Stock Performance: On 15th May 2020, RDW shares last traded GBX 441.20, moved up by 4.65 percent from the prior close. The stock seems to be undervalued as it has a P/E multiple of 6.7X, which is less than the industry median (8.0x). The company’s current annualised dividend yield stood at 4.7 per cent.
- Beazley Plc (LON:BEZ)
UK based Beazley Plc is a financial services company specialising in the area of general insurance. According to the trading performance in quarter ending March 2020, the gross premiums written were up by 13 per cent to $840 million. In addition, premium rates on renewal business were up by 8 per cent during the period. The company declared an annual dividend of 12.3 pence per share in the fiscal year 2019. The market capitalisation of the company was recorded at £ 1,722.38. As insurance is more of a concept than a product, the demand for it is more likely to remain consistent.
Stock Performance: On 15th May 2020, BEZ shares last traded at GBX 323.40, down by 0.49 per cent from the prior day’s close. The stock seems to be undervalued as it has a Price/ Book value multiple of 1.4X, which is less than the industry median (1.7X). The company’s current annualised dividend yield stood at 5.5 per cent.

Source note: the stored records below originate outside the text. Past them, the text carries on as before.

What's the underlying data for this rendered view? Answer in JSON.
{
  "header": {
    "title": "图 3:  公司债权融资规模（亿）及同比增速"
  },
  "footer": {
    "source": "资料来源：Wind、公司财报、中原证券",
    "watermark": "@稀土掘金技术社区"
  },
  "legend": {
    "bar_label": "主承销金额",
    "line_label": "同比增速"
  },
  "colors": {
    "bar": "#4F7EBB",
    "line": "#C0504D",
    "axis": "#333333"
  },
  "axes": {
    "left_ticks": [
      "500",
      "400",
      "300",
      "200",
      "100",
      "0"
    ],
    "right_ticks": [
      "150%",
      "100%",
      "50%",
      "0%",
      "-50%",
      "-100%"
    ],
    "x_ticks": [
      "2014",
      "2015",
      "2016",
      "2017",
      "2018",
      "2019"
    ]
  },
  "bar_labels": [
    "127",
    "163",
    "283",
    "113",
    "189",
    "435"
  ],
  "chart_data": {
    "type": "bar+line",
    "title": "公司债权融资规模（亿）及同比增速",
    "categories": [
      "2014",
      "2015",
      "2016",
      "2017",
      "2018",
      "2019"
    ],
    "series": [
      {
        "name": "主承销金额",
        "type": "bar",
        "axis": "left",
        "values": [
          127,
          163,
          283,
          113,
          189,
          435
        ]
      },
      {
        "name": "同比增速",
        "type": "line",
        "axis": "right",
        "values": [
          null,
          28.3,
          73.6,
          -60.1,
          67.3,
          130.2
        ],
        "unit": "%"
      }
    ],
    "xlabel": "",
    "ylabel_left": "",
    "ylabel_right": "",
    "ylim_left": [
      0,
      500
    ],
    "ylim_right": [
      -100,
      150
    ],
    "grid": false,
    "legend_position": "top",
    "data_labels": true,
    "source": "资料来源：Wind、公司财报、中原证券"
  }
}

- Babcock International Group Plc (LON:BAB)
UK based Babcock International Group Plc is a leading Aerospace and Defence company, which provides the engineering support services for the armed forces. The company declared an interim dividend of 7.2 pence per share in its H1 FY20 results. The company has a combined order book, and pipeline remains at the record level of £34 billion as disclosed in the first nine months of the financial year 2020.
Recently, the company made the highlights for its contribution in extending support to the NHS amid the coronavirus crisis by manufacturing ventilators.
Stock Performance: On 15th May 2020, BAB shares last traded GBX 368.90, up by 1.8 per cent from the previous day’s close. The stock seems to be undervalued as it has a P/E multiple of 5.2X, which is less than the industry median (9.1X). The company’s current annualised dividend yield stood at 3.9 per cent.